Considerações no manejo de status epilepticus
O status epilepticus é condição resultante ou da falha dos mecanismos responsáveis pela interrupção da crise epiléptica, ou da ativação de mecanismos que levam a crises anormalmente prolongadas após o ponto temporal “t1” e, casos as terapias para abortar a crise sejam má sucedidas até alcançar o ponto temporal “t2”, há risco para consequências de longo prazo como injúria neuronal e óbito.
Os valores de t1 e t2 variam conforme a semiologia da crise:
▪ Crises tônico-clônicas generalizadas: t1 = 5 minutos, t2 = 30 minutos.
▪ Crises focais disperceptivas: t1 = 10 minutos, t2 > 60 minutos.
▪ Crises de ausência: t1 = 10-15 minutos, t2 é desconhecido.
Um dos pontos principais da palestra no manejo do status epilepticus é a importância do início do seu tratamento como uma variável que impacta significativamente seu prognóstico. Algumas evidências nesse contexto foram apontadas, como:
─ A administração tardia de benzodiazepínicos (> 10 minutos após o início da crise) está associada a um risco aumentado de morte (OR 11), maior necessidade de uso de medicamentos anestésicos (OR 1.8) (Gaínza-Lein M et al., JAMA Neurology, 2018)
─ O tratamento tardio do status epiléptico (>1,5 horas) está associado a um risco aumentado de desenvolvimento de epilepsia e ocorrência de crises não provocadas no longo prazo (HR = 1,89; IC 95% = 1,25–2,87). (Rodrigo-Gisbert M et al., Epilepsia, 2023)
Em estudos epidemiológicos, o tempo médio do início do status epilepticus até a chegada ao pronto-socorro, o tempo médio foi em torno de 56 minutos. Em países de baixa renda, o tempo até o tratamento é mais longo ainda.

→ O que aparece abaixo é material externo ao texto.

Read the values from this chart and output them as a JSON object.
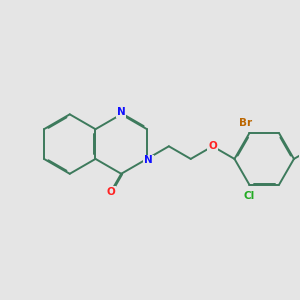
{
  "bg_color": "#e5e5e5",
  "bond_color": "#3d7a5c",
  "bond_width": 1.4,
  "dbo": 0.035,
  "atom_colors": {
    "N": "#1010ff",
    "O": "#ff2222",
    "Br": "#bb6600",
    "Cl": "#22aa22",
    "C": "#2a6a4a"
  },
  "font_size": 7.5,
  "shrink": 0.15
}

Para exemplificar, o palestrante descreveu que em Bogotá a mediana de tempo entre o início do status até a chegada ao pronto atendimento foi de 240 minutos. Outras críticas apontadas na palestra sobre problemas na assistência dessa emergência neurológica são as doses subterapêuticas dos medicamentos do protocolo e baixa aderência aos protocolos hospitalares institucionais.
Por fim, o palestrante enfatiza a formulação de estratégias como “Código de Crise Epiléptica”, com base na criação de um protocolo hospitalar, com garantia da disponibilidade de todos os medicamentos, com treinamento acadêmico dos profissionais envolvidos e, de fato, com a implementação de um protocolo hospitalar. A aplicação dessa estratégia viabiliza a redução dos tempos de tratamento, do tempo de internação hospitalar, do risco de uso inapropriado de benzodiazepínicos e reduz a recorrência de crises epilépticas intra-hospitalares e, também, da mortalidade intra-hospitalar.
Comentários finais
Ainda há espaço para aprimorar a assistência clínica de crises epilépticas, principalmente por status epilepticus. A principal impressão da palestra foi enfatizar a necessidade de implementação de protocolos hospitalares que possam fornecer uma assistência mais rápida e fortalecer o treinamento da equipe hospitalar diante dessa condição com a finalidade, portanto, de um manejo de status epilepticus mais eficaz.